This morning a commentary on pensions caught my eye. I learned that Steve Westly, a former voting member of public pension fund CalPERS’ board, was concerned about a pension crisis. And he was tweeting about it. Westly was also the California state Controller from 2003 to 2007. So he knows a thing or two about the state’s finances.
This is something that has been off my radar for a while. But it becomes relevant if we are anywhere close to the end of this business cycle. And a pension crisis would have wide-ranging consequences.
Detroit, Puerto Rico and Meredith Whitney
Remember Meredith Whitney? She was a Wall Street bank analyst who rose to fame during the Great Financial Crisis.

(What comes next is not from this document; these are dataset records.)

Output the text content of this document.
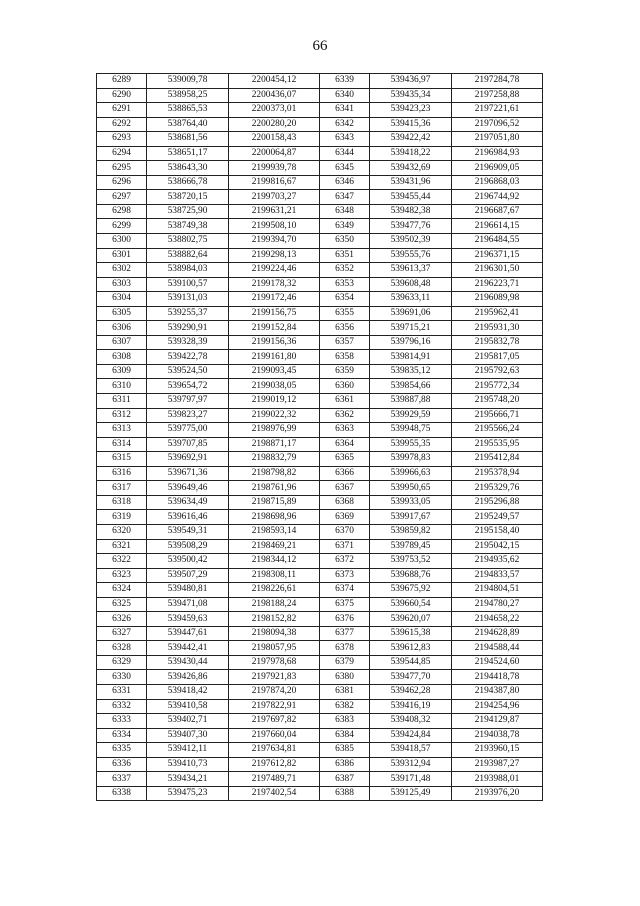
66
6289	539009,78	2200454,12	6339	539436,97	2197284,78
6290	538958,25	2200436,07	6340	539435,34	2197258,88
6291	538865,53	2200373,01	6341	539423,23	2197221,61
6292	538764,40	2200280,20	6342	539415,36	2197096,52
6293	538681,56	2200158,43	6343	539422,42	2197051,80
6294	538651,17	2200064,87	6344	539418,22	2196984,93
6295	538643,30	2199939,78	6345	539432,69	2196909,05
6296	538666,78	2199816,67	6346	539431,96	2196868,03
6297	538720,15	2199703,27	6347	539455,44	2196744,92
6298	538725,90	2199631,21	6348	539482,38	2196687,67
6299	538749,38	2199508,10	6349	539477,76	2196614,15
6300	538802,75	2199394,70	6350	539502,39	2196484,55
6301	538882,64	2199298,13	6351	539555,76	2196371,15
6302	538984,03	2199224,46	6352	539613,37	2196301,50
6303	539100,57	2199178,32	6353	539608,48	2196223,71
6304	539131,03	2199172,46	6354	539633,11	2196089,98
6305	539255,37	2199156,75	6355	539691,06	2195962,41
6306	539290,91	2199152,84	6356	539715,21	2195931,30
6307	539328,39	2199156,36	6357	539796,16	2195832,78
6308	539422,78	2199161,80	6358	539814,91	2195817,05
6309	539524,50	2199093,45	6359	539835,12	2195792,63
6310	539654,72	2199038,05	6360	539854,66	2195772,34
6311	539797,97	2199019,12	6361	539887,88	2195748,20
6312	539823,27	2199022,32	6362	539929,59	2195666,71
6313	539775,00	2198976,99	6363	539948,75	2195566,24
6314	539707,85	2198871,17	6364	539955,35	2195535,95
6315	539692,91	2198832,79	6365	539978,83	2195412,84
6316	539671,36	2198798,82	6366	539966,63	2195378,94
6317	539649,46	2198761,96	6367	539950,65	2195329,76
6318	539634,49	2198715,89	6368	539933,05	2195296,88
6319	539616,46	2198698,96	6369	539917,67	2195249,57
6320	539549,31	2198593,14	6370	539859,82	2195158,40
6321	539508,29	2198469,21	6371	539789,45	2195042,15
6322	539500,42	2198344,12	6372	539753,52	2194935,62
6323	539507,29	2198308,11	6373	539688,76	2194833,57
6324	539480,81	2198226,61	6374	539675,92	2194804,51
6325	539471,08	2198188,24	6375	539660,54	2194780,27
6326	539459,63	2198152,82	6376	539620,07	2194658,22
6327	539447,61	2198094,38	6377	539615,38	2194628,89
6328	539442,41	2198057,95	6378	539612,83	2194588,44
6329	539430,44	2197978,68	6379	539544,85	2194524,60
6330	539426,86	2197921,83	6380	539477,70	2194418,78
6331	539418,42	2197874,20	6381	539462,28	2194387,80
6332	539410,58	2197822,91	6382	539416,19	2194254,96
6333	539402,71	2197697,82	6383	539408,32	2194129,87
6334	539407,30	2197660,04	6384	539424,84	2194038,78
6335	539412,11	2197634,81	6385	539418,57	2193960,15
6336	539410,73	2197612,82	6386	539312,94	2193987,27
6337	539434,21	2197489,71	6387	539171,48	2193988,01
6338	539475,23	2197402,54	6388	539125,49	2193976,20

Her prescient warnings about the vulnerability of the bank sector made her a media darling back in 2008 and 2009. But in 2010, she veered off into coverage of municipal finance. She warned the next shoe to drop was in municipal bonds. And it was all about state and local public pensions. That caused a huge uproar in the muni space. Muni veterans defended their market as safe for investors, and took Whitney to task again and again.
Eventually her warnings proved wrong. And she faded from view. But the gist of Whitney’s muni forecast was valid. That’s what Alice Schroeder told Bloomberg in early 2011. Schroeder, the author of the only approved biography of Warren Buffet, is also a former Wall Street analyst.
I covered the municipal issue back then. And I said “my takeaway is that recovery means no crisis.” The problems were there. However, the economic and market recovery put them off for most US states and municipalities. Nevertheless, I warned to “wait for the next downturn and then we’ll see a lot of defaults.”
After Whitney’s call, there weren’t a lot of municipal problems. Again, that owes to the economic recovery. We had the Detroit bankruptcy and that was very difficult. The Detroit experience left emotional scars that probably helped Donald Trump win Michigan in 2016’s Presidential election. But that’s just one city. Later, there was the meltdown in Puerto Rico too. The devastation from natural disaster makes the fiscal crisis there all the more heartbreaking. However, the issues in Puerto Rico are idiosyncratic. And Puerto Rico is not a systemic risk.
But what about California’s pensions?
California is the biggest state in the country. It has an economy bigger than all but a handful of countries. This is where a municipal crisis would be systemic. Enter Dan Walters:
The essence of California’s pension crisis was on display last week when the California Public Employees Retirement System made a relatively small change in its amortization policy.
The CalPERS board voted to change the period for recouping future investment losses from 30 years to 20 years.
The bottom line is that it will require the state government and thousands of local government agencies and school districts to ramp up their mandatory contributions to the huge trust fund.
Client agencies – cities, particularly – were already complaining that double-digit annual increases in CalPERS payments are driving some of them towards insolvency and the new policy, which will kick in next year, will raise those payments even more.
“What we are trying to avoid is a situation where we have a city that is already on the brink, and applying a 20-year amortization schedule would put them over the edge,” a representative of the League of California Cities, Dane Hutchings, told the CalPERS board before its vote.
But CalPERS itself may be on the brink, and the policy change is one of several steps it has taken to avoid a complete meltdown.
The system, once more than 100 percent funded, now has scarcely two-thirds of what it would need to fully cover all of the pension promises to current and future retirees – and that assumes it will hit an investment earnings target (7 percent per year) that many authorities criticize as being too optimistic.
Walters’s view: “So on one hand, CalPERS is doing what it has to do to remain financially solvent, but on the other hand its self-protective steps threaten local government solvency. That’s the crisis in a nutshell.”
Pension crisis in the next downturn?
Walters is talking about dire state and municipal finances during the best economic conditions of this business cycle. What happens when the economy turns down? And what happens in the next tough bear market in equities or bonds? The seven percent annual return assumption will look ridiculously optimistic then.
And California’s problems will be repeated throughout the country in places like Illinois and New Jersey. Those are two of the biggest states that have precarious municipal finances. And have you seen what’s happening in Oklahoma, with teachers working at Walmart on Mondays? That’s not the future that other states want to reckon with.
No one’s talking about this – at least not in my circles. I don’t hear it on the news or read about it in the paper. For me, the potential for a state and municipal fiscal and public pension crisis is a defining issue for the next downturn. Problems in this arena are guaranteed given the underfunding of public pensions throughout the United States. The question is whether the downturn in the economy and in financial markets crystallizes a crisis.
If we do have a pension crisis, it will be a systemic issue, both economically and politically. The issue with CalPERS tells you that.
Editor’s note: This article initially attributed the article quotation to Steve Westly instead of Dan Walters.